Wednesday, March 25, 2015

Warren Buffet Really Gets Under Your Skin; Big Market Decline Probably Means Nothing

Warrenn Buffett bears a
striking resemblance to the Wizard of Oz.
Announced today, the merger of Kraft and Heinz creates the fifth largest food company in the world and the third-largest in North America.

At the center of this mega-merger is none other than America's cuddliest billionaire, Warren Buffett and his squid-like Berkshire-Hathaway corporation. With this, Buffett now touches nearly all aspects of the average American's daily life, and, most essentially his or her food consumption.

Buffett, it was pointed out by a wily poster on a popular financial website, needs only to buy a significant interest in Monsanto or ADM and Newcomer Funeral Homes and he would have his had firmly in a "cradle to grave" solution for every man and woman in the United States, growing GMO-laced food products which deny nutrition and selling them nationally, slowly killing humans, and then taking a share of their post-breathing lives with embalming, burying or cremation.

Thus, Mr. Buffett has finally gotten under the skin of the average American consumer, and not in a good way. The combination of Heinz (John Kerry's wife, Theresa Heinz is a major owner) and Kraft would have been subject to severe scrutiny by regulators under an effective anti-trust regime, but the antiquated notion of competition has been slowly squeezed from the national conscience long ago.

In our new dystopian world, we will have but a few providers of every necessary service. Reference the merger of Charter Communications and Time Warner Cable, Staples and Office Depot, et. al. Fewer choices, fewer decisions to make. What a wonderful world.

As far as the massive market declines on the day are concerned, they are probably about the same as the last dozen or twenty or so that have occurred since March of 2009, when the current bull market began when the FASB abandoned all reason and did away with mark-to-market accounting. Since then it's been all fraud, all the time, with no end in sight.

Today's big dips in stocks are nothing more than a continuum of the controlled demolition of the global economy, led by the United States stock markets. Sell-offs are nothing more than profit-taking efforts by the controlling interests and their whiz-bang computers, to be followed, in short order, by concentrated buying and new all-time highs.

Nothing new under the sun. And nothing to see here. Move along, now.

Meanwhile, the Atlanta Fed predicts the first quarter 2015 GDP growth at 0.2%, WTI crude oil futures were up 3% on the day in the face of a string of the largest crude stockpile supply growth ever, but likely the cause/result of a falling dollar. Durable goods for February were down for the second straight month.

Some of this actually makes sense, but only on a selected basis.

Dow 17,718.54, -292.60 (-1.62%)
S&P 500 2,061.05, -30.45 (-1.46%)
NASDAQ 4,876.52, -118.21 (-2.37%)

Tuesday, March 24, 2015

What China is Making, the World Isn't Taking

With not much in the way of company news or economic data to spur stocks in any particular direction, stocks - if you believe there is still a viable market out there - may have taken their queues today from China, where manufacturing slipped to its lowest level in nearly a year.
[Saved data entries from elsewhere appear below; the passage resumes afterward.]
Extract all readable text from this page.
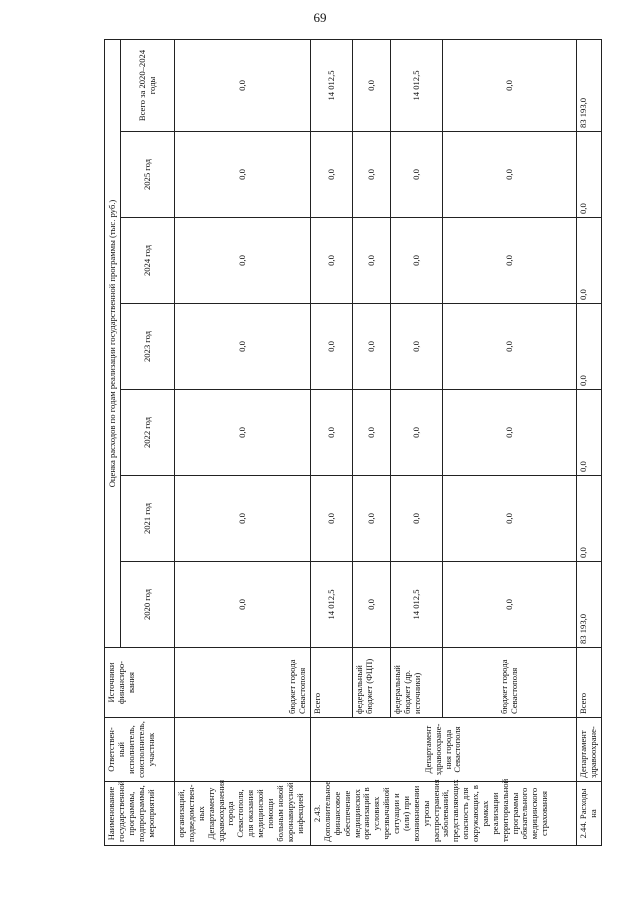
69
Наименование государственной программы, подпрограммы, мероприятий	Ответствен-ный исполнитель, соисполнитель, участник	Источники финансиро-вания	Оценка расходов по годам реализации государственной программы (тыс. руб.)						
			2020 год	2021 год	2022 год	2023 год	2024 год	2025 год	Всего за 2020–2024 годы
организаций, подведомствен-ных Департаменту здравоохранения города Севастополя, для оказания медицинской помощи больным новой коронавирусной инфекцией		бюджет города Севастополя	0,0	0,0	0,0	0,0	0,0	0,0	0,0
2.43. Дополнительное финансовое обеспечение медицинских организаций в условиях чрезвычайной ситуации и (или) при возникновении угрозы распространения заболеваний, представляющих опасность для окружающих, в рамках реализации территориальной программы обязательного медицинского страхования	Департамент здравоохране-ния города Севастополя	Всего	14 012,5	0,0	0,0	0,0	0,0	0,0	14 012,5
		федеральный бюджет (ФЦП)	0,0	0,0	0,0	0,0	0,0	0,0	0,0
		федеральный бюджет (др. источники)	14 012,5	0,0	0,0	0,0	0,0	0,0	14 012,5
		бюджет города Севастополя	0,0	0,0	0,0	0,0	0,0	0,0	0,0
2.44. Расходы на	Департамент здравоохране-	Всего	83 193,0	0,0	0,0	0,0	0,0	0,0	83 193,0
HSBC's purchasing manager's initial survey for March fell to 49.2, signaling contraction, from January's reading of 50.7, the worst reading in 11 months. The survey is designed so that numbers above 50 indicate expansion, under 50, contraction.

This should not have been a surprise to anyone on Wall Street, because they know how China's dumplings are boiled. They're reliant on exports of manufactured goods, primarily to the United States and Europe.

Therefore, if those two consumer groups are not buying, China isn't selling. And that's exactly what has been going on for months now, if not years. Economic numbers in all areas of the world are slightly skewed by regional and political preference, but when China, widely regarded as the world's engine of growth in the 21st century, actually shows manufacturing in decline, it's likely much worse than reported.

There isn't much about boosting manufacturing that the central banks of the world haven't already tried and found to not work, so it's likely, at this point, up to individuals to get out and spend.

Not. Gonna. Happen.

Europe is bankrupt. The USA has gone, in sixty short years, from being a creditor nation, to debtor nation, to where we are today, on the cusp of becoming a deadbeat nation.

In popular parlance, a deadbeat is somebody who borrows and doesn't pay back its debts. Well, the good, old USA can do attitude hasn't been getting it done for a long, long time. Which is why we have a federal debt of over $16 Trillion. The government doesn't pay off its debts; it rolls them over into new debt, something that, if you or I or your neighbor tried to do, we'd be laughed all the way to the nearest courthouse.

The US government has seemingly been intent upon destroying the country, the currency, and the popular notion of being the "land of the free." The failure of politicians to even attempt to fix the various parts of our fiscal condition that are broken is at the bottom of not only the Fed's Zero Interest Rate Policy (ZIRP) but also is tearing away at the fabric of the nation, and people are beginning, at last, to notice, and worse, they're doing something about it.

They're not buying. They're not buying Chinese products. They're not buying politicians' promises. They're not buying Wall Street's scams. They're not buying government statistics because people in America don't consider themselves statistics. They consider themselves people.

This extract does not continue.